After twenty-six episodes and six plot-arcs, Higurashi no Naku Koro ni has wound down its anime run, but what do we leave it with? In an industry chock-full of sub-genres, such as macho fighting anime, harem romantic comedy anime, brooding emo anime, silly slapstick comedy, giant robots, war stories, and so forth, this title fit into to no category neatly.
This final plot arc, the Tsumihoroboshi-hen or Atonement Chapter, reveals a great deal, but leaves a lot of rather fundamental questions unanswered. This was anything but a clean break, with all the loose ends neatly tied off for us. Unlike the Eye Opening Chapter that immediately preceded it, this “answer arc” does not re-tell a prior plot arc, but turns it on its head.

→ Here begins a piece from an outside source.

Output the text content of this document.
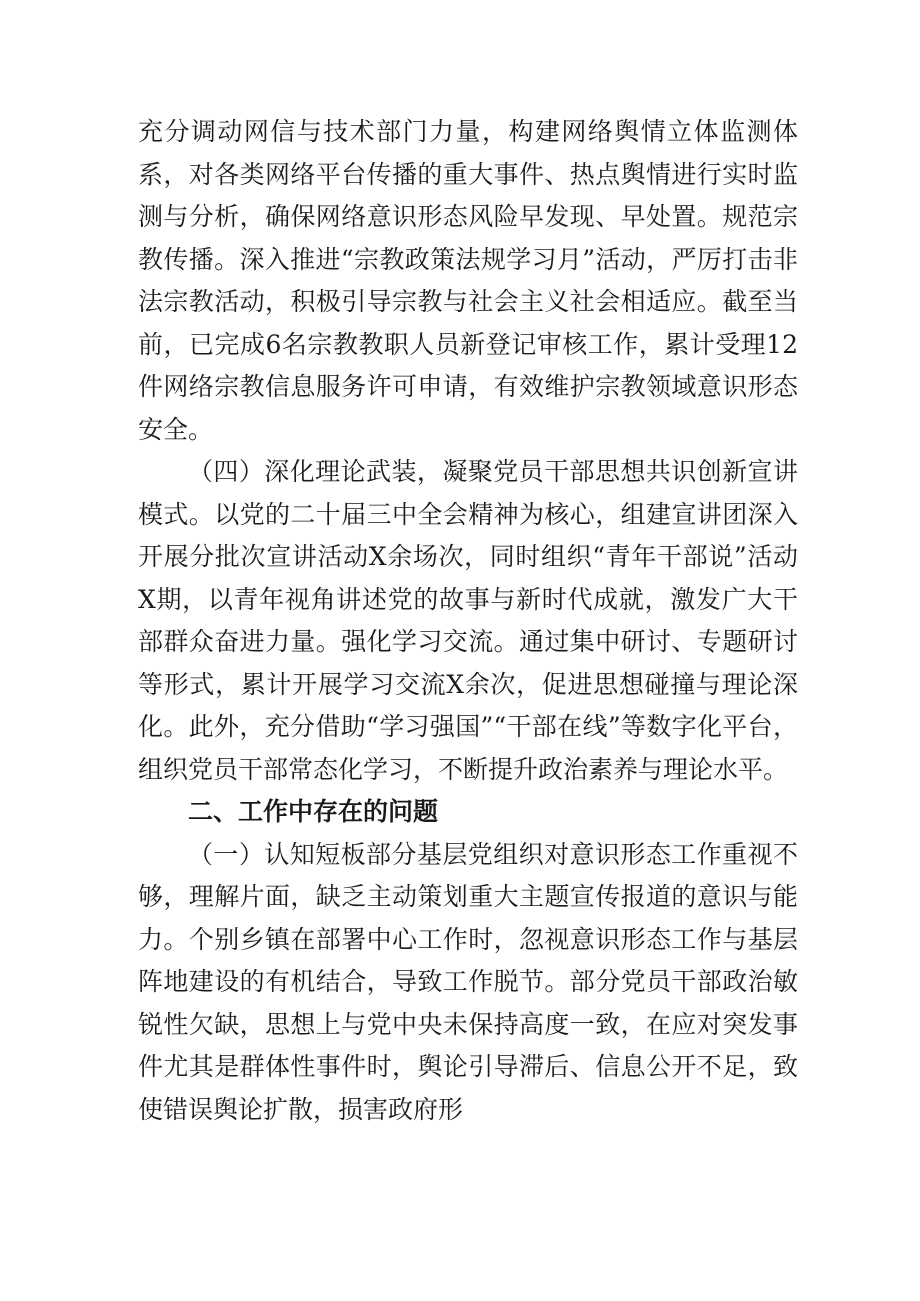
充分调动网信与技术部门力量，构建网络舆情立体监测体系，对各类网络平台传播的重大事件、热点舆情进行实时监测与分析，确保网络意识形态风险早发现、早处置。规范宗教传播。深入推进“宗教政策法规学习月”活动，严厉打击非法宗教活动，积极引导宗教与社会主义社会相适应。截至当前，已完成6名宗教教职人员新登记审核工作，累计受理12件网络宗教信息服务许可申请，有效维护宗教领域意识形态安全。

（四）深化理论武装，凝聚党员干部思想共识创新宣讲模式。以党的二十届三中全会精神为核心，组建宣讲团深入开展分批次宣讲活动X余场次，同时组织“青年干部说”活动X期，以青年视角讲述党的故事与新时代成就，激发广大干部群众奋进力量。强化学习交流。通过集中研讨、专题研讨等形式，累计开展学习交流X余次，促进思想碰撞与理论深化。此外，充分借助“学习强国”“干部在线”等数字化平台，组织党员干部常态化学习，不断提升政治素养与理论水平。

二、工作中存在的问题

（一）认知短板部分基层党组织对意识形态工作重视不够，理解片面，缺乏主动策划重大主题宣传报道的意识与能力。个别乡镇在部署中心工作时，忽视意识形态工作与基层阵地建设的有机结合，导致工作脱节。部分党员干部政治敏锐性欠缺，思想上与党中央未保持高度一致，在应对突发事件尤其是群体性事件时，舆论引导滞后、信息公开不足，致使错误舆论扩散，损害政府形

In the first four episodes of Higurashi no Naku Koro ni, we see Maebara Keiichi descend through a spiral of doubt and fear, culminating in a homicidal paranoia. In the last five, we see a similar series of events revolving around Ryuugu Rena instead.
The Atonement Chapter is all about trust. The trust that Rena had in her parents, the trust that her father had for his girlfriend, the trust that Keiichi, Mion, Rika, Satoko, and Rena shared amongst themselves. We see each of these, to varying degrees, disintegrate for Rena. Unable to rely upon her friends, she disassociates with reality, eventually going so far as to hold her school hostage with a gasoline bomb.

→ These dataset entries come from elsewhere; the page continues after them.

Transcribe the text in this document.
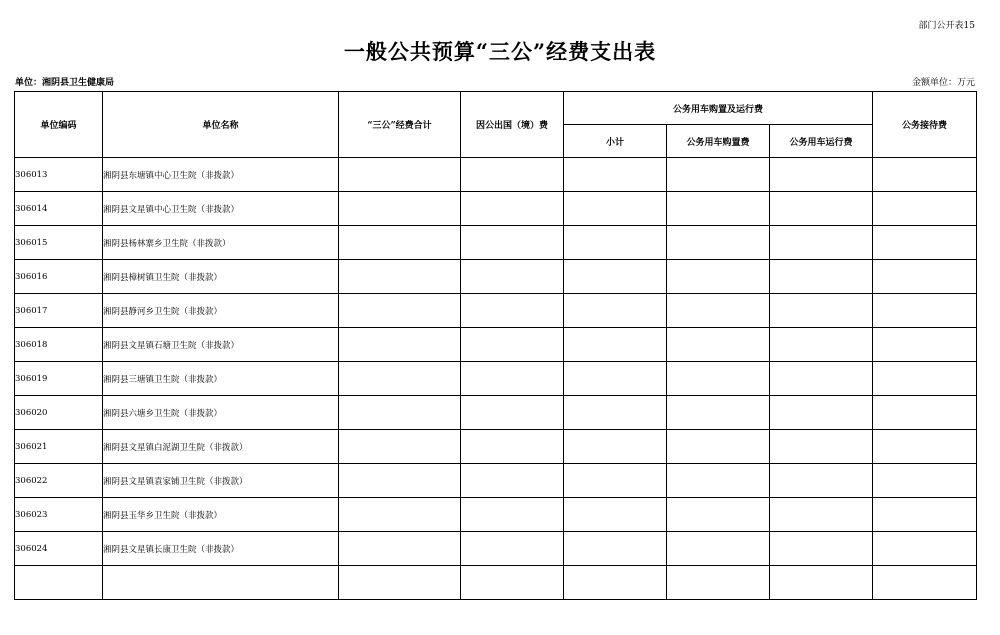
部门公开表15
一般公共预算“三公”经费支出表
单位：湘阴县卫生健康局	金额单位：万元
单位编码	单位名称	“三公”经费合计	因公出国（境）费	公务用车购置及运行费			公务接待费
				小计	公务用车购置费	公务用车运行费	
306013	湘阴县东塘镇中心卫生院（非拨款）						
306014	湘阴县文星镇中心卫生院（非拨款）						
306015	湘阴县杨林寨乡卫生院（非拨款）						
306016	湘阴县樟树镇卫生院（非拨款）						
306017	湘阴县静河乡卫生院（非拨款）						
306018	湘阴县文星镇石塘卫生院（非拨款）						
306019	湘阴县三塘镇卫生院（非拨款）						
306020	湘阴县六塘乡卫生院（非拨款）						
306021	湘阴县文星镇白泥湖卫生院（非拨款）						
306022	湘阴县文星镇袁家铺卫生院（非拨款）						
306023	湘阴县玉华乡卫生院（非拨款）						
306024	湘阴县文星镇长康卫生院（非拨款）						
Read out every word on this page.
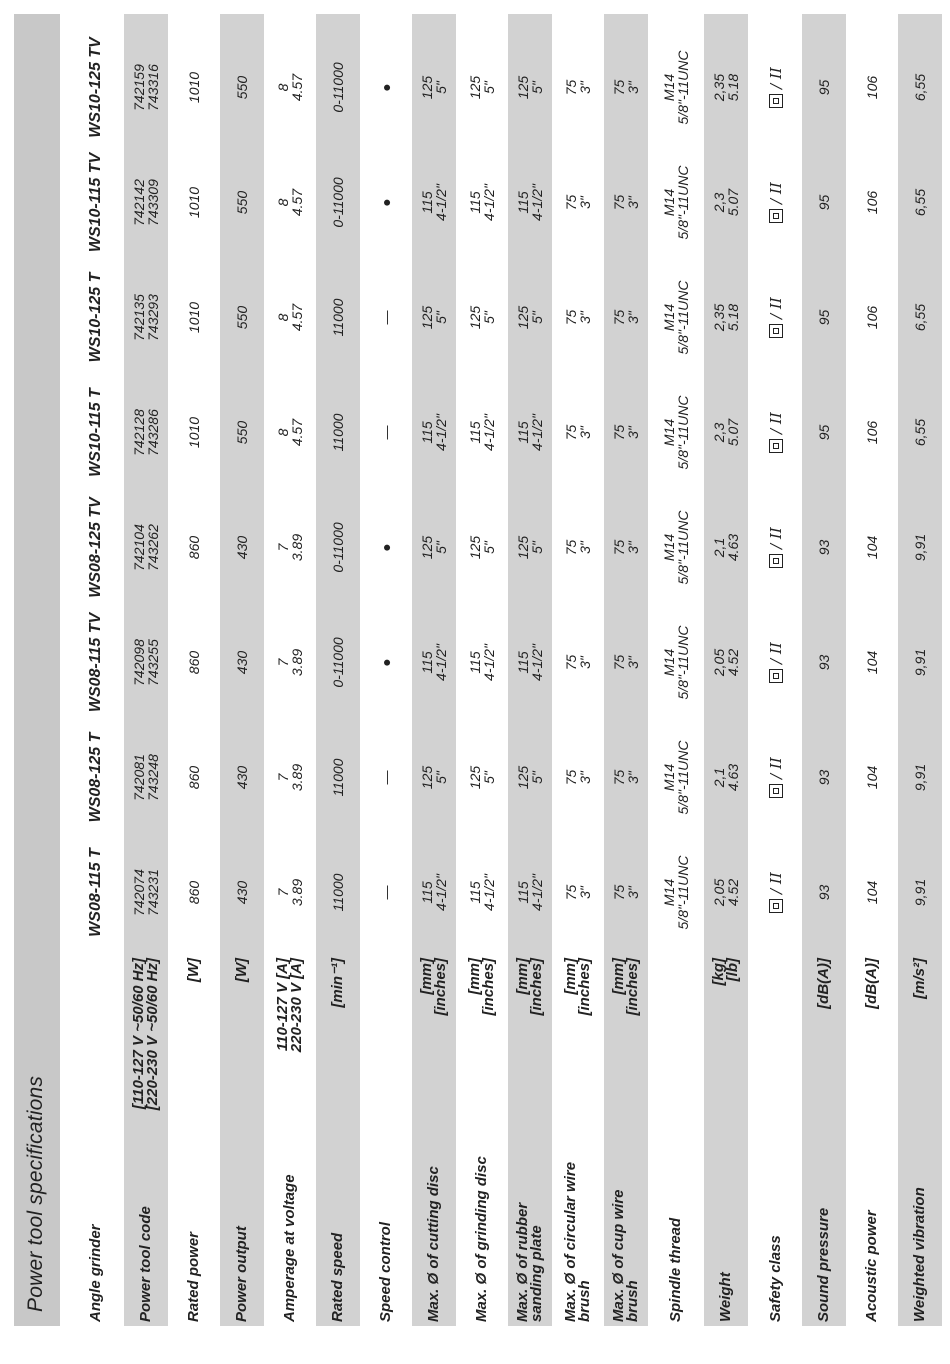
Power tool specifications	Angle grinder
WS08-115 T
WS08-125 T
WS08-115 TV
WS08-125 TV
WS10-115 T
WS10-125 T
WS10-115 TV
WS10-125 TV
Power tool code
[110-127 V ~50/60 Hz]
[220-230 V ~50/60 Hz]
742074
743231
742081
743248
742098
743255
742104
743262
742128
743286
742135
743293
742142
743309
742159
743316
Rated power
[W]
860
860
860
860
1010
1010
1010
1010
Power output
[W]
430
430
430
430
550
550
550
550
Amperage at voltage
110-127 V [A]
220-230 V [A]
7
3.89
7
3.89
7
3.89
7
3.89
8
4.57
8
4.57
8
4.57
8
4.57
Rated speed
[min⁻¹]
11000
11000
0-11000
0-11000
11000
11000
0-11000
0-11000
Speed control
—
—
●
●
—
—
●
●
Max. Ø of cutting disc
[mm]
[inches]
115
4-1/2"
125
5"
115
4-1/2"
125
5"
115
4-1/2"
125
5"
115
4-1/2"
125
5"
Max. Ø of grinding disc
[mm]
[inches]
115
4-1/2"
125
5"
115
4-1/2"
125
5"
115
4-1/2"
125
5"
115
4-1/2"
125
5"
Max. Ø of rubber sanding plate
[mm]
[inches]
115
4-1/2"
125
5"
115
4-1/2"
125
5"
115
4-1/2"
125
5"
115
4-1/2"
125
5"
Max. Ø of circular wire brush
[mm]
[inches]
75
3"
75
3"
75
3"
75
3"
75
3"
75
3"
75
3"
75
3"
Max. Ø of cup wire brush
[mm]
[inches]
75
3"
75
3"
75
3"
75
3"
75
3"
75
3"
75
3"
75
3"
Spindle thread
M14
5/8"-11UNC
M14
5/8"-11UNC
M14
5/8"-11UNC
M14
5/8"-11UNC
M14
5/8"-11UNC
M14
5/8"-11UNC
M14
5/8"-11UNC
M14
5/8"-11UNC
Weight
[kg]
[lb]
2,05
4.52
2,1
4.63
2,05
4.52
2,1
4.63
2,3
5.07
2,35
5.18
2,3
5.07
2,35
5.18
Safety class
/ II
/ II
/ II
/ II
/ II
/ II
/ II
/ II
Sound pressure
[dB(A)]
93
93
93
93
95
95
95
95
Acoustic power
[dB(A)]
104
104
104
104
106
106
106
106
Weighted vibration
[m/s²]
9,91
9,91
9,91
9,91
6,55
6,55
6,55
6,55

We find, during all of this, that Hinamizawa has been stuck in what could be described as a time-loop. Think of Groundhog’s Day but covering an entire summer instead of a single day, with an inevitable cycle of tragedy holding it together rather than some quest for self-enlightenment.
Unlike previous plot-arcs, Keiichi seems to find the courage to do the right thing. Instead of lashing out, running away, or panicking, he rises to the occasion and tries to save his friends. All of them.
The big showdown that ensues is a great example of how Higurashi no Naku Koro ni has worked from the beginning:
- Take some interesting characters
- put them into a very interesting situation
- manipulate the audience’s access to the main character’s state of mind
- manipulate the audience’s access to the main character’s past
- deny the audience a reliable PoV through the use of severe disassociative dementia
- animate the whole thing with wildly-varying quality
- miraculously make it all work
Overall Impression
Higurashi no Naku Koro ni was an extremely interesting and somewhat flawed series. There were some interesting choices made regarding pacing (many have criticized it for this), and the execution on the actual art was spotty throughout. I got the impression at times that the director was under entirely too much pressure to meet deadlines with an insufficient budget, or that entire scenes were handled from beginning to end by interns instead of experienced professionals. Folks who read the visual novel this was based on complain that too much is left out. From what I’ve seen, most of that consists of slapstick and a certain rather detestable form of fanservice that doesn’t seem to contribute greatly to the plot.
These shortcomings, however, are more than made up for by the story itself. This is not a story that assumes the viewer has a fifth-grade intellect or a peripubescent libido. Higurashi no Naku Koro ni respects you more than that. It tells a complicated story with a lot of moving parts, a lot of nuance, and leaves a lot of room for the viewer to fill in the blanks. Were it better-produced, I’d give it an A, but in the end it will have to settle for a B+. I recommend it highly to anybody that enjoys puzzles.
Might I suggest Higurashi no Naku Koro ni Kai? Any questions you have will be answered in that arc. 😉
Oh, I tried the sequel, and found it severely wanting. Having a plot arc where the PoV character is “in on it” was terrible. Imagine if you were to watch a murder mystery but the opening scene shows you the detective watching the crime happen. Now you’re not really watching a mystery any more, are you?